Following a nine-week social media sabbatical, I am slowly making my way back to something resembling an online life. Blogging, tweeting, and Facebook-ing all took a back seat to real life, and although I've had pangs of guilt about my absence (Would my readers think I'd abandoned them? Would they rush into the arms of another midlife second wife and abandon me?) it was necessary to stay away. I haven't had a vacation in years, and this hiatus in the real world felt like a vacation, albeit one with considerably more packing involved.

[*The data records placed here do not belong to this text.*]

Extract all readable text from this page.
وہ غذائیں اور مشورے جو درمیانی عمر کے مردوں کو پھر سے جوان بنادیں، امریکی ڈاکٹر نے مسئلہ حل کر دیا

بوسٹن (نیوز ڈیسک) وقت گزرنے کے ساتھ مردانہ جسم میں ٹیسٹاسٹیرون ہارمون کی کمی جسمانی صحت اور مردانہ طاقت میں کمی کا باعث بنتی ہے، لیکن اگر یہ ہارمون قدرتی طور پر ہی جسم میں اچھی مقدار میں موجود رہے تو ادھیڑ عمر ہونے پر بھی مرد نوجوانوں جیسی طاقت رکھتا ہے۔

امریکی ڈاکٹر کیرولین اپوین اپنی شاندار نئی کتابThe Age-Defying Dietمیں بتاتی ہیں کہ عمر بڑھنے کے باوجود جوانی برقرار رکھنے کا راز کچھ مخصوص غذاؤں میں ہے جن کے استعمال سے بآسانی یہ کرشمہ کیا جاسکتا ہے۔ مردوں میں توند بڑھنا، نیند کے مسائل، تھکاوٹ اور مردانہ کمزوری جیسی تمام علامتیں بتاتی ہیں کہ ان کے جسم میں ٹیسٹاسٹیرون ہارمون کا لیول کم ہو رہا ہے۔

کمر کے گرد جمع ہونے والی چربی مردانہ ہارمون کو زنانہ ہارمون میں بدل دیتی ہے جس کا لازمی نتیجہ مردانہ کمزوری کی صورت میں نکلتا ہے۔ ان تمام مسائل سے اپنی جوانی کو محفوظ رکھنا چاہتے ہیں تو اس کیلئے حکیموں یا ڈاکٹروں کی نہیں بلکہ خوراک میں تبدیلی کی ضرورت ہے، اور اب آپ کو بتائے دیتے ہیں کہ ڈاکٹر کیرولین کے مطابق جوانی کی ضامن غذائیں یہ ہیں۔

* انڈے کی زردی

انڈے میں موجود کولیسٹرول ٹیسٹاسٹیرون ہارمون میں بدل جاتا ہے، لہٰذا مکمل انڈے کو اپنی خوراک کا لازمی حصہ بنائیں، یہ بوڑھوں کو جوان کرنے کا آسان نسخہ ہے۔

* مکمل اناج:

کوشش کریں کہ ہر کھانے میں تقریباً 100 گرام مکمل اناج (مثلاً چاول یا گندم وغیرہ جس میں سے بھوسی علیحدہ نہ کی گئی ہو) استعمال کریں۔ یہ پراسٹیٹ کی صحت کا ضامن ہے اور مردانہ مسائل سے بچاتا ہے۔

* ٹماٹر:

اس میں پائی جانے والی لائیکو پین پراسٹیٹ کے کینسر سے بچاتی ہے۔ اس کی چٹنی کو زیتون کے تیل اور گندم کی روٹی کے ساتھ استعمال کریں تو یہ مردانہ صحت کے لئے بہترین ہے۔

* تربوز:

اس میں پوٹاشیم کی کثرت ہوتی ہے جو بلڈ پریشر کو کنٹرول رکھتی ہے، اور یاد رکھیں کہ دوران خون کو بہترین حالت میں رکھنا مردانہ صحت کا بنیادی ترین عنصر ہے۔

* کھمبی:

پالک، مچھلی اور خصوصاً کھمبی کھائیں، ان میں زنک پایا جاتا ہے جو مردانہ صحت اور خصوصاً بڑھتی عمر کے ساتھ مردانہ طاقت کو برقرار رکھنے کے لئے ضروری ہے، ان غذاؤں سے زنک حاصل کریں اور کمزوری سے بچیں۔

It's easy to forget just how much work goes into in a cross-country move -- how many details, large and small, demand one's attention. The sheer physicality of moving is exhausting. Just as exhausting are the weeks preceding the move, when your life is in flux and you don't even know where you'll land.
In a recent New York Times interview, David Rock, director of the Neuroleadership Institute, talked about the notion of certainty in relation to the brain. Using the aftermath of Hurricane Sandy as an example, he said:
The feeling of uncertainty feels like pain, when you can't predict when the lights will come back on and you're holding multiple possible futures in your head. That turns out to be cognitively exhausting.
I cannot begin to compare my own comfortable situation to those displaced by natural, political, or financial disasters. I do think, however, that anyone who has ever moved, for whatever reason, can agree that the months preceding a relocation -- with unsettling uncertainties about where one will live, where one will create a life and a home -- certainly feels like pain. Certainly it's every bit as cognitively exhausting as it is physically draining.
House-hunting is fun for about the first week; after that, it's fraught with existential angst. Where will our new pizza joint be? What neighbors will we have, and what will they be like? What sort of days will fill our daily lives? Where will we dream our nightly dreams?
In The Poetics of Space, the French philosopher Gaston Bachelard writes that "an entire past comes to dwell in a new house," which is to say that "wherever you go, there you are."
As I write this, my husband and I have been in our new home for 36 days. We have brought our past lives with us along with our books, dishes, and furniture. We are unpacking and storing, organizing and setting up, making room for all of these things in our new space in Northeast Ohio. The rooms that were bare and strange upon our arrival are starting to take on the look of us, the look of the familiar, as if we've lived here longer than 36 days.
And all the while the world is turning, and changes large and small are happening all around us.
Thank you for waiting for me. It's good to be back.